Steinberg Alexis, Abella Benjamin S, Gilmore Emily J, Hwang David Y, Kennedy Niki, Lau Winnie, Mullen Isabelle, Ravishankar Nidhi, Tisch Charlotte F, Waddell Adam, Wallace David J, Zhang Qiang, Elmer Jonathan
Department of Critical Care Medicine, University of Pittsburgh School of Medicine, Pittsburgh, PA.
Department of Neurology, University of Pittsburgh School of Medicine, Pittsburgh, PA.
Crit Care Explor. 2021 Jul 13;3(7):e0487. doi: 10.1097/CCE.0000000000000487. eCollection 2021 Jul.
To measure the frequency of withdrawal of life-sustaining therapy for perceived poor neurologic prognosis among decedents in hospitals of different sizes and teaching statuses.
We performed a multicenter, retrospective cohort study.
Four large teaching hospitals, four affiliated small teaching hospitals, and nine affiliated nonteaching hospitals in the United States.
We included a sample of all adult inpatient decedents between August 2017 and August 2019.
We reviewed inpatient notes and categorized the immediately preceding circumstances as withdrawal of life-sustaining therapy for perceived poor neurologic prognosis, withdrawal of life-sustaining therapy for nonneurologic reasons, limitations or withholding of life support or resuscitation, cardiac death despite full treatment, or brain death. Of 2,100 patients, median age was 71 years (interquartile range, 60-81 yr), median hospital length of stay was 5 days (interquartile range, 2-11 d), and 1,326 (63%) were treated at four large teaching hospitals. Withdrawal of life-sustaining therapy for perceived poor neurologic prognosis occurred in 516 patients (25%) and was the sole contributing factor to death in 331 (15%). Withdrawal of life-sustaining therapy for perceived poor neurologic prognosis was common in all hospitals: 30% of deaths at large teaching hospitals, 19% of deaths in small teaching hospitals, and 15% of deaths at nonteaching hospitals. Withdrawal of life-sustaining therapy for perceived poor neurologic prognosis happened frequently across all hospital units. Withdrawal of life-sustaining therapy for perceived poor neurologic prognosis contributed to one in 12 deaths in patients without a primary neurologic diagnosis. After accounting for patient and hospital characteristics, significant between-hospital variability in the odds of withdrawal of life-sustaining therapy for perceived poor neurologic prognosis persisted.

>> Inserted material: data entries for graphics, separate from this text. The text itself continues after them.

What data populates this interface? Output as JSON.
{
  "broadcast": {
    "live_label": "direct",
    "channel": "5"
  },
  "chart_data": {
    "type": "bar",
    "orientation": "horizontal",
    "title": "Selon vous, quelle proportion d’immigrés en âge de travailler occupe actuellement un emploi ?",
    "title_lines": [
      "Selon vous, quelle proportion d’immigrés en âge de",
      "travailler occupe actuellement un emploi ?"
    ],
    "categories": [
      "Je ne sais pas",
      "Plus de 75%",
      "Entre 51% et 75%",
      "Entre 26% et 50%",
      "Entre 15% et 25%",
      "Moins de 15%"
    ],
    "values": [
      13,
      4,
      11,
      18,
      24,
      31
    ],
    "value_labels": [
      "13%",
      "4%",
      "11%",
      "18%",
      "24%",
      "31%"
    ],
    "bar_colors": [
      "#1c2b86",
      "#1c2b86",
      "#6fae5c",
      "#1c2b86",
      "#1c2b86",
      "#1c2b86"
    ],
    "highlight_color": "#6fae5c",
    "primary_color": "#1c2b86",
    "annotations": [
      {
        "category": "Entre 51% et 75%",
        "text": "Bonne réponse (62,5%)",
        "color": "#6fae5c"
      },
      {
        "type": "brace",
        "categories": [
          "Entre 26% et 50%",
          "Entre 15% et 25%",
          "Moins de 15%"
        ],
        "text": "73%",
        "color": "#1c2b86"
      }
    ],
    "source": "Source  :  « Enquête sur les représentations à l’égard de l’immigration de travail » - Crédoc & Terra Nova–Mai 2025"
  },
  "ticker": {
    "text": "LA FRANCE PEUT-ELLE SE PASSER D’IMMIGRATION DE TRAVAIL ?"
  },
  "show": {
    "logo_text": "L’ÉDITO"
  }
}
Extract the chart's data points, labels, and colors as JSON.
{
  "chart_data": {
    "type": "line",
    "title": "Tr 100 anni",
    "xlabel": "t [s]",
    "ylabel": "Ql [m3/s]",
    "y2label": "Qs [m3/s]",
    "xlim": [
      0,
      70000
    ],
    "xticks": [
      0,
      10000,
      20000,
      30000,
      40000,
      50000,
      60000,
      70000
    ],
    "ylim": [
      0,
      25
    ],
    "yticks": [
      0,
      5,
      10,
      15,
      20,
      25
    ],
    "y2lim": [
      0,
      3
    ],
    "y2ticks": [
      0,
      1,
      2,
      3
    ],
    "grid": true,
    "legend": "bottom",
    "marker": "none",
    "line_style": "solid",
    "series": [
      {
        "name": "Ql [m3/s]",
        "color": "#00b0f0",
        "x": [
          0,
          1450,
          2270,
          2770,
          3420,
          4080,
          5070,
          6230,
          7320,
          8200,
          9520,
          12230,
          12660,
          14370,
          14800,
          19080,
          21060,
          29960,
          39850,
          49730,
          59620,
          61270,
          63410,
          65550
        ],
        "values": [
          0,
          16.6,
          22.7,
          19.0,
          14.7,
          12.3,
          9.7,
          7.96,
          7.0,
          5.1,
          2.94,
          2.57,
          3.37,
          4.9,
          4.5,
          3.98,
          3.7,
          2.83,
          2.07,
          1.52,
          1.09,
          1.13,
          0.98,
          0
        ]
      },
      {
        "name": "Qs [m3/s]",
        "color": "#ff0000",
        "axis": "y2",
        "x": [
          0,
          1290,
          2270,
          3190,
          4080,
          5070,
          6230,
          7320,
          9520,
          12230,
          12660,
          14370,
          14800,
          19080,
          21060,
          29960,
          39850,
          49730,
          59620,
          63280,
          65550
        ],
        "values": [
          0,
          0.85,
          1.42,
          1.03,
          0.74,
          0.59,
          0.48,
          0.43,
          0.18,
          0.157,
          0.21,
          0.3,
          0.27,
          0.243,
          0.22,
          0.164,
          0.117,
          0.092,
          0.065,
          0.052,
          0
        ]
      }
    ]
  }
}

A quarter of inpatient deaths in this cohort occurred after withdrawal of life-sustaining therapy for perceived poor neurologic prognosis. The rate of withdrawal of life-sustaining therapy for perceived poor neurologic prognosis occurred commonly in all type of hospital settings. We observed significant unexplained variation in the odds of withdrawal of life-sustaining therapy for perceived poor neurologic prognosis across participating hospitals.
为了衡量不同规模和教学状况的医院中,因认为神经预后不良而撤除维持生命治疗的频率。
我们进行了一项多中心回顾性队列研究。
美国的四家大型教学医院、四家附属小型教学医院和九家附属非教学医院。
我们纳入了2017年8月至2019年8月期间所有成年住院死亡患者的样本。
我们查阅了住院病历,并将紧接之前的情况分类为因认为神经预后不良而撤除维持生命治疗、因非神经原因而撤除维持生命治疗、限制或不给予生命支持或复苏、尽管接受了充分治疗仍发生心源性死亡或脑死亡。在2100名患者中,中位年龄为71岁(四分位间距,60 - 81岁),中位住院时间为5天(四分位间距,2 - 11天),1326名(63%)患者在四家大型教学医院接受治疗。因认为神经预后不良而撤除维持生命治疗的有516名患者(25%),且是331名(15%)患者死亡的唯一促成因素。因认为神经预后不良而撤除维持生命治疗在所有医院都很常见:大型教学医院死亡病例的30%、小型教学医院死亡病例的19%以及非教学医院死亡病例的15%。因认为神经预后不良而撤除维持生命治疗在所有医院科室都频繁发生。在没有原发性神经诊断的患者中,因认为神经预后不良而撤除维持生命治疗导致每12例死亡中有1例死亡。在考虑了患者和医院特征后,因认为神经预后不良而撤除维持生命治疗的几率在医院之间仍存在显著差异。
该队列中四分之一的住院死亡发生在因认为神经预后不良而撤除维持生命治疗之后。因认为神经预后不良而撤除维持生命治疗的发生率在所有类型的医院环境中都很常见。我们观察到,在参与研究的医院中,因认为神经预后不良而撤除维持生命治疗几率存在显著的无法解释的差异。